17 June 2016 | Cancer prevention

Rachel Thompson, Head of Research InterpretationRachel Thompson is Head of Research Interpretation at World Cancer Research Fund International.

You may have already heard about the new research from the International Agency for Research on Cancer, which shows that drinking hot drinks over 65 degrees Celsius can increase the risk of oesophageal cancer. These findings are very interesting, and trigger some important considerations around what we should or shouldn’t drink to help prevent cancer.

What do we already know about hot drinks and cancer?

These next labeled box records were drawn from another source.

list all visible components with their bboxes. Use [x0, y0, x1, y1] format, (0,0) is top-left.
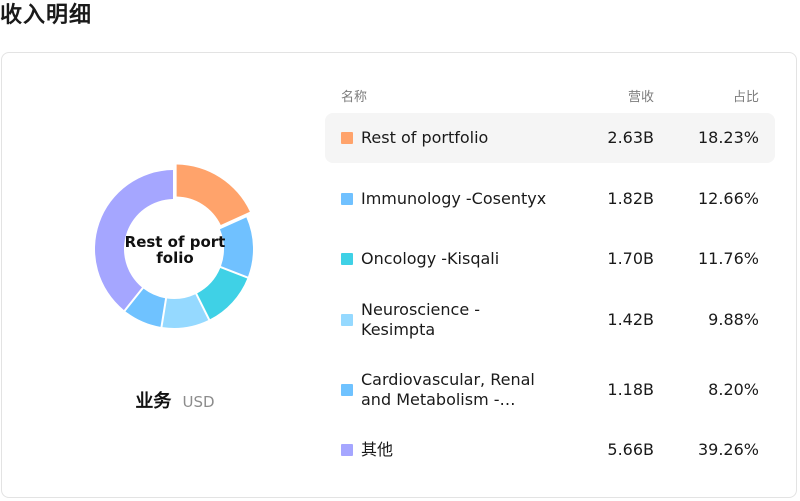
- row-share: 11.76%: [697, 249, 759, 268]
- row-name: Rest of portfolio: [361, 128, 489, 147]
- donut-slice[interactable]: [176, 164, 250, 225]
- donut-slice[interactable]: [94, 170, 174, 311]
- header-share: 占比: [732, 90, 759, 105]
- row-share: 8.20%: [708, 380, 759, 399]
- row-revenue: 5.66B: [607, 440, 654, 459]
- table-row[interactable]: Rest of portfolio 2.63B 18.23%: [325, 113, 775, 163]
- row-share: 39.26%: [697, 440, 759, 459]
- page-title: 收入明细: [0, 3, 93, 28]
- row-share: 18.23%: [697, 128, 759, 147]
- row-share: 9.88%: [708, 310, 759, 329]
- row-revenue: 1.70B: [607, 249, 654, 268]
- row-revenue: 2.63B: [607, 128, 654, 147]
- donut-slice[interactable]: [197, 268, 248, 320]
- row-share: 12.66%: [697, 189, 759, 208]
- legend-swatch: [341, 193, 353, 205]
- donut-svg: [94, 164, 254, 328]
- donut-chart: Rest of portfolio: [94, 163, 256, 335]
- table-header: 名称 营收 占比: [325, 86, 775, 105]
- table-row[interactable]: Immunology -Cosentyx 1.82B 12.66%: [325, 174, 775, 224]
- legend-swatch: [341, 253, 353, 265]
- row-name: Oncology -Kisqali: [361, 249, 500, 268]
- row-revenue: 1.42B: [607, 310, 654, 329]
- table-row[interactable]: Neuroscience -Kesimpta 1.42B 9.88%: [325, 295, 775, 345]
- donut-center-label: Rest of portfolio: [124, 233, 226, 267]
- segment-name: 业务: [135, 391, 172, 412]
- header-name: 名称: [341, 90, 368, 105]
- donut-slice[interactable]: [219, 217, 254, 277]
- row-revenue: 1.18B: [607, 380, 654, 399]
- legend-swatch: [341, 384, 353, 396]
- donut-slice[interactable]: [125, 288, 166, 327]
- row-name: Cardiovascular, Renal and Metabolism -Le…: [361, 370, 535, 409]
- legend-swatch: [341, 314, 353, 326]
- row-name: 其他: [361, 440, 394, 459]
- header-revenue: 营收: [627, 90, 654, 105]
- row-revenue: 1.82B: [607, 189, 654, 208]
- row-name: Immunology -Cosentyx: [361, 189, 547, 208]
- legend-swatch: [341, 444, 353, 456]
- table-row[interactable]: Cardiovascular, Renal and Metabolism -Le…: [325, 364, 775, 416]
- table-row[interactable]: 其他 5.66B 39.26%: [325, 425, 775, 475]
- table-row[interactable]: Oncology -Kisqali 1.70B 11.76%: [325, 234, 775, 284]
- segment-caption: 业务 USD: [0, 387, 350, 413]
- segment-currency: USD: [182, 393, 215, 411]
- legend-swatch: [341, 132, 353, 144]
- donut-slice[interactable]: [162, 294, 209, 328]
- row-name: Neuroscience -Kesimpta: [361, 300, 481, 339]
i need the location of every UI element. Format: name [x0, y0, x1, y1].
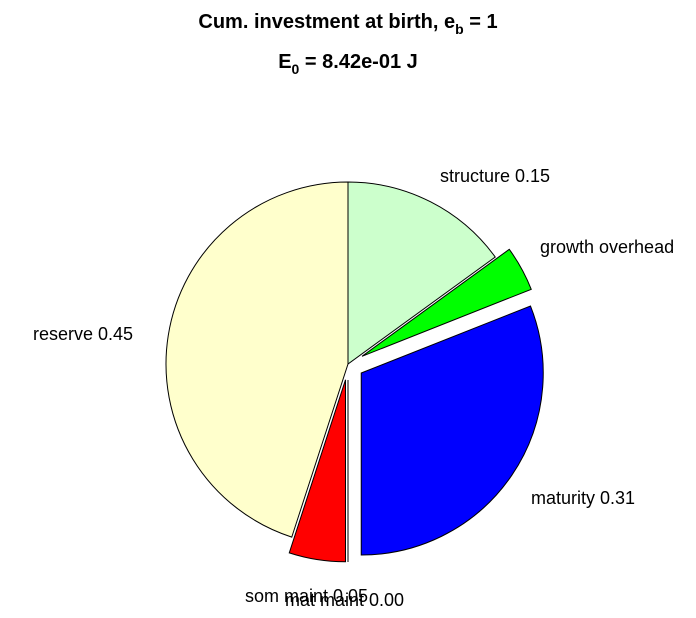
pie-slices: [165, 181, 544, 563]
pie-slice-structure: [347, 181, 496, 365]
pie-labels: structure 0.15 growth overhead maturity 0.…: [33, 166, 674, 610]
slice-label-reserve: reserve 0.45: [33, 324, 133, 344]
slice-label-maturity: maturity 0.31: [531, 488, 635, 508]
slice-label-structure: structure 0.15: [440, 166, 550, 186]
slice-label-som-maint: som maint 0.05: [245, 586, 368, 606]
pie-slice-reserve: [165, 181, 349, 538]
chart-subtitle: E0 = 8.42e-01 J: [278, 51, 418, 77]
pie-slice-som-maint: [288, 379, 346, 563]
pie-slice-maturity: [360, 305, 544, 556]
chart-title: Cum. investment at birth, eb = 1: [198, 11, 497, 37]
slice-label-mat-maint: mat maint 0.00: [285, 590, 404, 610]
pie-slice-growth-overhead: [361, 248, 532, 357]
slice-label-growth-overhead: growth overhead: [540, 237, 674, 257]
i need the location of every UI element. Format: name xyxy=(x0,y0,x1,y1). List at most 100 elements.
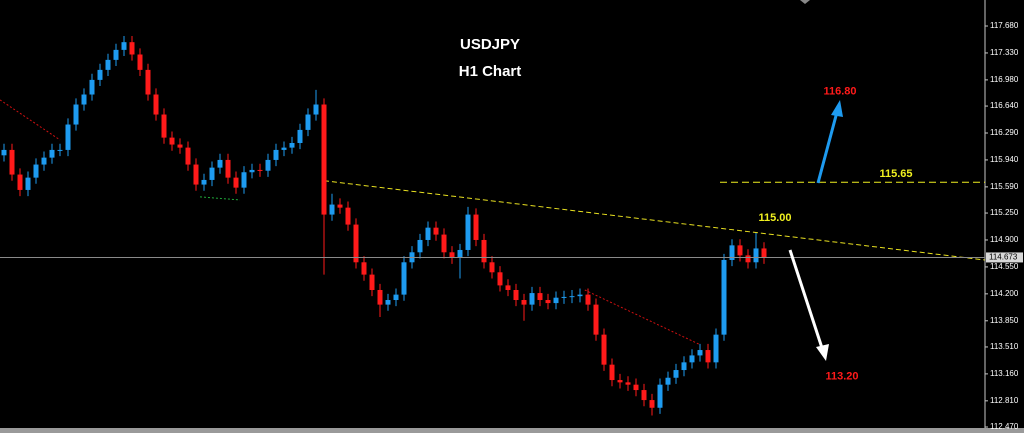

Our own research analysis has found evidence for increased risk of oesophageal cancer from people drinking the South American herbal tea, maté, scalding hot through a metal straw.

It is therefore not surprising that this is seen to be reflected in other beverages that are drunk at very high temperatures. We will be carrying out further research analysis into hot beverages in the future, including evaluating the possible mechanisms of how a scalding drink could increase cancer risk.

It’s the temperature that counts

Both the temperature and the amount of maté that people drank were analysed and the results showed that the risk of cancer increased with temperature, independent of the amount of maté that was consumed. There were statistically significant increases in risk for drinking very hot maté, but not for drinking warm or cold maté.

What about coffee?

Back in 1991, the last time IARC looked at hot drinks and cancer risk, it was thought that coffee could possibly increase cancer risk. Since then, IARC have reevaluated the evidence and concluded that coffee is not carcinogenic.

This doesn’t surprise us; in fact our own research found a link between drinking coffee and a reduced risk of liver and womb cancer. However, more research is required before providing a recommendation on drinking coffee, such as how much coffee you would have to drink to reduce your risk, what type of coffee you would need to drink and what the effect is of adding milk.

So, if you’re not already a coffee drinker, we don’t yet have enough evidence to tell you to take up the habit - there are some questions we need to answer first.

Though coffee itself may not be carcinogenic, the problem with drinking very hot liquids still exists. If the drink is hotter than 65 degrees Celsius, it could increase your oesophageal cancer risk. This is more of an issue in countries which are accustomed to enjoying drinks at very hot temperatures, such as those in the Middle East where it is the norm to enjoy beverages straight from the boil.

What does this mean for tea and coffee lovers?

To all the tea and coffee lovers out there, these new findings don’t mean that you can no longer enjoy hot drinks. It is the very hot temperatures that have been identified as a cancer risk and so, when drinking tea, coffee or other hot drinks, just let it cool down for a few minutes before taking a sip.